This morning I was tagged in a post on another page that was asking for help and advice on how to deal with “I’m not good enough thoughts”. The seed of this thought began with an instructor who was “less than ideal” let’s say, and she often hears his voice in her head second-guessing her opinions. The flow of effect of this is a near-constant feeling of fear or inadequacy as well as the accompanying thought of not feeling good enough.
I thought I would share my response here also as it’s such a common situation, even if the specifics change from person to person. My answer here relates to the thought of not being good enough, but to speak more generally, the pervasive feeling of fear is the hallmark of a system “stuck” in sympathetic (or the fight-flight response). When we are in that place, our sensory system goes offline and the brain no longer has fresh input to make new choices about how to be in the world. As a consequence, we can only operate from our database of stored info from previous experience, which again sees us stuck in a repetitive loop.
One of the most useful ways to think about these types of experiences is in terms of patterns. At the moment, what you have developed is a dominant pattern that expresses itself in a variety of different contexts, all with the common thread of “not feeling good enough”- this thought in and of itself is the trigger.
Let’s consider what happens when you have the thought “I am not good enough” from the perspective of your brain and nervous system. We can only ever decide that we are not good enough based on comparisons. In order for me to have that thought, I have to take my present experience and reference it to something in the past. In other words, I have to compare it to something- an experience I’ve had before, I situation I was in, an experience that I have had.
In order to do that, I have to dive into my emotional brain, pull out all of these reference points and use them as the determinant for how it is that I should be feeling in the present moment.

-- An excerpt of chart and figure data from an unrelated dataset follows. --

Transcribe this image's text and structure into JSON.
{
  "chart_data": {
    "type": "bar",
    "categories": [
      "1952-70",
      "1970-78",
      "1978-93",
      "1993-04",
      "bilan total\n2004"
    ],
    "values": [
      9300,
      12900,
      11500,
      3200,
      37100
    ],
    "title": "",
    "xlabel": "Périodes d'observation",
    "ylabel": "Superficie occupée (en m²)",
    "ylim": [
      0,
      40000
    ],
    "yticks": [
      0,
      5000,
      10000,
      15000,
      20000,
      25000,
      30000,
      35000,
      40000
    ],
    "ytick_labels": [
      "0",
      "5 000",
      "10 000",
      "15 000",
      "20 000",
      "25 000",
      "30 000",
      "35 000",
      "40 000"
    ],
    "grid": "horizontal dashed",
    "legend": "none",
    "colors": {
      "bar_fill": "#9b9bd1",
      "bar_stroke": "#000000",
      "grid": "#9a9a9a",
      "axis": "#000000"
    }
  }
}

From the position of the nervous system, any time my conscious brain is relating to something different from what my unconscious brain is perceiving, it activates the fight/flight nervous system (or the sympathetic/ survival nervous system). Our unconscious brain is ultimately what is deciding how best to respond to the situation we find ourselves in and it does that through sensory input. At all times, the desire of the unconscious brain is for it to be in sync with the conscious brain. When they are out of sync (ie. I’m thinking about a situation in the past, or ruminating about possibilities for the future- so my thoughts are out of sync with what my unconscious brain is perceiving), it activates the fight/flight nervous system as part of its “just in case” policy. “Just in case” we will launch into survival mode because the two parts of us are out of sync and we don’t want to be caught off guard.
When we are operating from our sympathetic system, we can only function via reflexes. We do this because the priority of the brain at this point is not to think things through, but to maximise efficiency and survive. That means that every time we are living or operating from our survival nervous system, we cannot create new behaviors or experiences; we can only respond as we have done previously. Via reflex in other words.

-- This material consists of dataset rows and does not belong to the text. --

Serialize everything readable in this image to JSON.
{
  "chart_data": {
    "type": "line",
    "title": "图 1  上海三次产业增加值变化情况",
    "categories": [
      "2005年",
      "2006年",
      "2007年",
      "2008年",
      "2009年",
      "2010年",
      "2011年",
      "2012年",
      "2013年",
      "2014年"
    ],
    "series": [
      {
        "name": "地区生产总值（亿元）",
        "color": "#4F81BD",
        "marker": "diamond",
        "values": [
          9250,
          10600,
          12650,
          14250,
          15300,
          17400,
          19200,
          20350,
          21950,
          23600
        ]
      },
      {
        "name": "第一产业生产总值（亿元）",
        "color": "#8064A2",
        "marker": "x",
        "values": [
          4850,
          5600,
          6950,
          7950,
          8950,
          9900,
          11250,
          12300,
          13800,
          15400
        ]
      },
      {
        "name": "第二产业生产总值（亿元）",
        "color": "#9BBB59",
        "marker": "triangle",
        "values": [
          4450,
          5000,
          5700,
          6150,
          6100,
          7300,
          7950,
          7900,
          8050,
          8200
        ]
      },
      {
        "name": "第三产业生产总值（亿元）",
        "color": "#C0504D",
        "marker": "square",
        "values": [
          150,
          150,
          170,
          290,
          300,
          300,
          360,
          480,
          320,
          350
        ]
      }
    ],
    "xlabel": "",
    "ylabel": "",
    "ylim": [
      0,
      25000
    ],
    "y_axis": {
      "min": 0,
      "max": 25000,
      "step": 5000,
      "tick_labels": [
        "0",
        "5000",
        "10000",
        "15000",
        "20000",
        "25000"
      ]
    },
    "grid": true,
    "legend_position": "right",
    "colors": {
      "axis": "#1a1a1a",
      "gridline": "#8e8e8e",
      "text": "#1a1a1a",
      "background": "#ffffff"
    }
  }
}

Add to that: every thought that we have had a corresponding motor pattern in the body. So every time you think “I am not good enough” that thought expresses in the same way physiologically. It has become a motor reflex. So then if we find ourselves in a situation where the thought is triggered, we fire off that same pattern and same behavioral expression, so what is physiologically expressing through us no longer relates to the moment we find ourselves in. We are 100% in the past, in every sense.
Not only does it seem like groundhog day… It IS groundhog day- at least as far as what your mind and body are experiencing.

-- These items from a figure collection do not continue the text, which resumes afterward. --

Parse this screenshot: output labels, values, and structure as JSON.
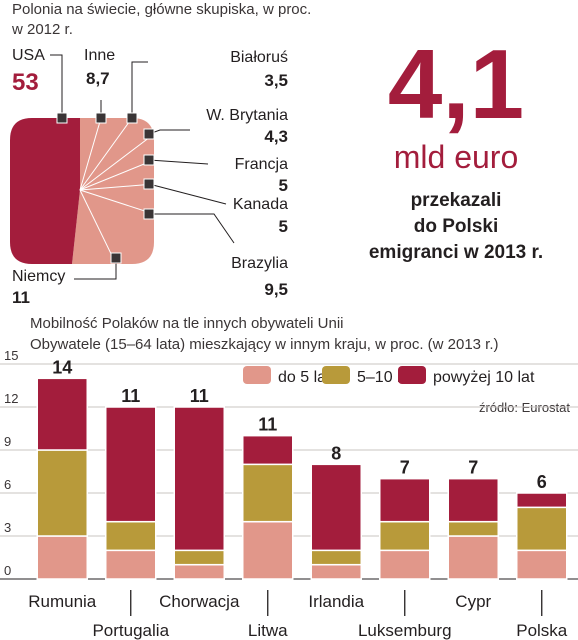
{
  "pie": {
    "title_line1": "Polonia na świecie, główne skupiska, w proc.",
    "title_line2": "w 2012  r.",
    "labels": [
      {
        "name": "USA",
        "value": "53"
      },
      {
        "name": "Inne",
        "value": "8,7"
      },
      {
        "name": "Białoruś",
        "value": "3,5"
      },
      {
        "name": "W. Brytania",
        "value": "4,3"
      },
      {
        "name": "Francja",
        "value": "5"
      },
      {
        "name": "Kanada",
        "value": "5"
      },
      {
        "name": "Brazylia",
        "value": "9,5"
      },
      {
        "name": "Niemcy",
        "value": "11"
      }
    ]
  },
  "headline": {
    "big_number": "4,1",
    "unit": "mld euro",
    "line1": "przekazali",
    "line2": "do Polski",
    "line3": "emigranci w 2013 r."
  },
  "bar_chart": {
    "title_line1": "Mobilność Polaków na tle innych obywateli Unii",
    "title_line2": "Obywatele (15–64 lata)  mieszkający w innym kraju, w proc. (w 2013 r.)",
    "source": "źródło: Eurostat"
  },
  "colors": {
    "short": "#e1978a",
    "medium": "#b89a3a",
    "long": "#a31d3c",
    "pie_light": "#e1978a",
    "pie_dark": "#a31d3c"
  },
  "chart_data": [
    {
      "type": "pie",
      "title": "Polonia na świecie, główne skupiska, w proc.",
      "categories": [
        "USA",
        "Inne",
        "Białoruś",
        "W. Brytania",
        "Francja",
        "Kanada",
        "Brazylia",
        "Niemcy"
      ],
      "values": [
        53,
        8.7,
        3.5,
        4.3,
        5,
        5,
        9.5,
        11
      ]
    },
    {
      "type": "bar",
      "stacked": true,
      "title": "Mobilność Polaków na tle innych obywateli Unii",
      "subtitle": "Obywatele (15–64 lata)  mieszkający w innym kraju, w proc. (w 2013 r.)",
      "categories": [
        "Rumunia",
        "Portugalia",
        "Chorwacja",
        "Litwa",
        "Irlandia",
        "Luksemburg",
        "Cypr",
        "Polska"
      ],
      "totals": [
        "14",
        "11",
        "11",
        "11",
        "8",
        "7",
        "7",
        "6"
      ],
      "series": [
        {
          "name": "do 5 lat",
          "values": [
            3,
            2,
            1,
            4,
            1,
            2,
            3,
            2
          ]
        },
        {
          "name": "5–10 lat",
          "values": [
            6,
            2,
            1,
            4,
            1,
            2,
            1,
            3
          ]
        },
        {
          "name": "powyżej 10 lat",
          "values": [
            5,
            8,
            10,
            2,
            6,
            3,
            3,
            1
          ]
        }
      ],
      "yticks": [
        "0",
        "3",
        "6",
        "9",
        "12",
        "15"
      ],
      "ylim": [
        0,
        15
      ],
      "grid": true,
      "legend": "top-right"
    }
  ]
}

Our brain has a sensory-motor map that it uses to map the body and relate it to its environment. This map is what it uses to decide what response to send out. It’s also possible to distort that map by “mapping in” a feeling and sensation in the body with a particular thought that might play out like this:
Something occurs in my experience >> that produces a sensation in the body >> I associate that sensation with a particular thought >> that thought fires off the motor pattern associated with it
…. And there we go again chasing our own tails.
The beauty is that we have the somatic nervous system that we can use to break up habitual sympathetic patterns and essentially “input” new patterning. In my work, I do this through a combination of mindset AND movement work. We not only have to be able to detach from the story, but we also have to address the sensory-motor map I mentioned, and how our thoughts are expressing in movement and through our body.
It’s not something you can “think” your way out of because the experience of it is multi-layered. And we cannot choose how the nervous system functions through conscious thought; we can only support the unconscious brain to create new patterns and make more adaptive choices.